A pronta reação da oposição e do Grupo de Lima, que congrega 12 países do continente – Argentina, Brasil, Canadá, Chile, Colômbia, Costa Rica, Guatemala, Honduras, México, Panamá, Paraguai e Peru –, condenando a antecipação da eleição, desmascara a jogada do chavismo. A posição do Grupo de Lima foi exposta em termos claros e duros: “Essa decisão torna impossível a realização de eleições presidenciais democráticas, transparentes e confiáveis, de acordo com os padrões internacionais, e contradiz os princípios democráticos e de boa-fé para o diálogo entre o governo e a oposição”.
Condenação que será certamente desconhecida pelo chavismo. O presidente Nicolás Maduro vai conseguir mais um mandato numa “eleição” truncada, porque essa é a lógica da ditadura implantada no país. Todos os passos para a perpetuação do regime vêm sendo dados sistematicamente. As instituições do Estado, controladas pelo chavismo, só fazem o que ele manda. Único resquício de poder da oposição – ainda que apenas formal –, a Assembleia Nacional, na qual ela tinha maioria obtida na última eleição razoavelmente livre realizada no país, foi sendo neutralizada aos poucos até ter seus poderes definitivamente usurpados pela Assembleia Constituinte, inteiramente dominada pelo regime.

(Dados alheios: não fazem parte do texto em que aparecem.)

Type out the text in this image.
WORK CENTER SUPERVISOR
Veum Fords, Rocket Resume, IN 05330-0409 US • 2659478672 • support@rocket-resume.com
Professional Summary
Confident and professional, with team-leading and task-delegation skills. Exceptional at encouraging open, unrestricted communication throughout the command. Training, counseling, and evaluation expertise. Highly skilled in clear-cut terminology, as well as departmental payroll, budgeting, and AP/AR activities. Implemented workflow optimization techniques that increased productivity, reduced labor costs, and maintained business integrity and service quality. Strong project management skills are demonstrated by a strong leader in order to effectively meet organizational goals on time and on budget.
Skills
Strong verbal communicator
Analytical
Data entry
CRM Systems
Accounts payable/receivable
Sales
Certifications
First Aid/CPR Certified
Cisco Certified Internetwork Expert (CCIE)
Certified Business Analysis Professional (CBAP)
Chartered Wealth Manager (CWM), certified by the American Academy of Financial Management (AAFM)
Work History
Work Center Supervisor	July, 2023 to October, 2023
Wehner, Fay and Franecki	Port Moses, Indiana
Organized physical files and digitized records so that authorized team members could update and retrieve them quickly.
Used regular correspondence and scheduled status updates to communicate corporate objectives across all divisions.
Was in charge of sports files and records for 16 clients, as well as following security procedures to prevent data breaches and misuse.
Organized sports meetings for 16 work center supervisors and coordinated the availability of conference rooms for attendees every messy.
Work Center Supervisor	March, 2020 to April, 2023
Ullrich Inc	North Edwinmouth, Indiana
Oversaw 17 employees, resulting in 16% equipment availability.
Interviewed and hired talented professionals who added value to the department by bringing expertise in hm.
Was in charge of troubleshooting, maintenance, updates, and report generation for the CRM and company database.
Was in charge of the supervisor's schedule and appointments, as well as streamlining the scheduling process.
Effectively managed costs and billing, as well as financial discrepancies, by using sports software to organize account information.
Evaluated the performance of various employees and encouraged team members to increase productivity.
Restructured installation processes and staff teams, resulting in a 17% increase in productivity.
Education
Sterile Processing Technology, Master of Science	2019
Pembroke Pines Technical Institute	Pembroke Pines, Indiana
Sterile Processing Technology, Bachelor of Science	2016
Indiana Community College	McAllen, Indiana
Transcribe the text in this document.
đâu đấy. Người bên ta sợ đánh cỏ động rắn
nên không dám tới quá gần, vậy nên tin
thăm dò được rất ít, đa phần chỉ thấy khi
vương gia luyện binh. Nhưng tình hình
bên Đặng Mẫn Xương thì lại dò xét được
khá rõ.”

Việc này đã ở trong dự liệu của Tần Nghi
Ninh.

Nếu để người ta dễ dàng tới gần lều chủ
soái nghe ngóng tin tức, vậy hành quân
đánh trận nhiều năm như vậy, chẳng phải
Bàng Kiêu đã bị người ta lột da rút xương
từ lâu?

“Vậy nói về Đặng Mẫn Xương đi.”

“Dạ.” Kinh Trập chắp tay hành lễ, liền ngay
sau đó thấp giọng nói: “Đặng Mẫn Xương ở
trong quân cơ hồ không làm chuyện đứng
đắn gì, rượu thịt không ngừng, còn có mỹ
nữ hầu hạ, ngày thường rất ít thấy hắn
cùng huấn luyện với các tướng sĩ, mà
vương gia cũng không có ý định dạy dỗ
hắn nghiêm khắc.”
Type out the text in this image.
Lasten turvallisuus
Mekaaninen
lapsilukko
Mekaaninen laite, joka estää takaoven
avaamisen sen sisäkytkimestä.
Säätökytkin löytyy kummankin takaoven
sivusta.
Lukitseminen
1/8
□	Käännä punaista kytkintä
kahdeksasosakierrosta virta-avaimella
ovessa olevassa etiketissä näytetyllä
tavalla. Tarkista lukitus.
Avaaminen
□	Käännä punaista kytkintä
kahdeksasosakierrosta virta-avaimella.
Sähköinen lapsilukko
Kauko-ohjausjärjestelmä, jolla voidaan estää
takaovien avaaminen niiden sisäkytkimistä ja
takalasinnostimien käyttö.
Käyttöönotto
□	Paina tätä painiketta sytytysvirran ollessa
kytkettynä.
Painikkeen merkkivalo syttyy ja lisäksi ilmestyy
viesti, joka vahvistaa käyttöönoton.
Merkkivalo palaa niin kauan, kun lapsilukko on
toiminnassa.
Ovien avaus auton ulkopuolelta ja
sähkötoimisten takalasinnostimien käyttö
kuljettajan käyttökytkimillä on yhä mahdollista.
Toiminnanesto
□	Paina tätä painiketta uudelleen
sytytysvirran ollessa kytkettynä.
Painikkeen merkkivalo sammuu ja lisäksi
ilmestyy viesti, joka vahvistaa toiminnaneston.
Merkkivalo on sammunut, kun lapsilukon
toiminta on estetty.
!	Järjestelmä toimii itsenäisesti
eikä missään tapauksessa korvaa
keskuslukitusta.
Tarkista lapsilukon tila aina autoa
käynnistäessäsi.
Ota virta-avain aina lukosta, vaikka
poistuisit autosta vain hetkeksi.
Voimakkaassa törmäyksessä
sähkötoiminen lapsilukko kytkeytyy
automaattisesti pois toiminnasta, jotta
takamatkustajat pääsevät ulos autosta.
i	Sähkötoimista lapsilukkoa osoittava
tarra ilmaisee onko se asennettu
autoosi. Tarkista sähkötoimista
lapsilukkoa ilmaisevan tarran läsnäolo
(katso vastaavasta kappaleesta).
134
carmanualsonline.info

Fraudadas também foram as últimas eleições municipais. E os mais populares líderes oposicionistas, que têm reais possibilidades de vencer a eleição presidencial – Henrique Capriles e Leopoldo López –, estão proibidos de disputar por decisões judiciais espúrias. O palco está armado para Maduro e nada o deterá.
Enquanto isso, a Venezuela afunda na sua pior crise política, econômica e social, com feroz repressão, mais de 1.000% de inflação, o PIB em queda livre, êxodo da população para países vizinhos e crise de abastecimento que chegou a ponto de já haver denúncias de que pessoas estão consumindo alimentos para animais para não morrer de fome.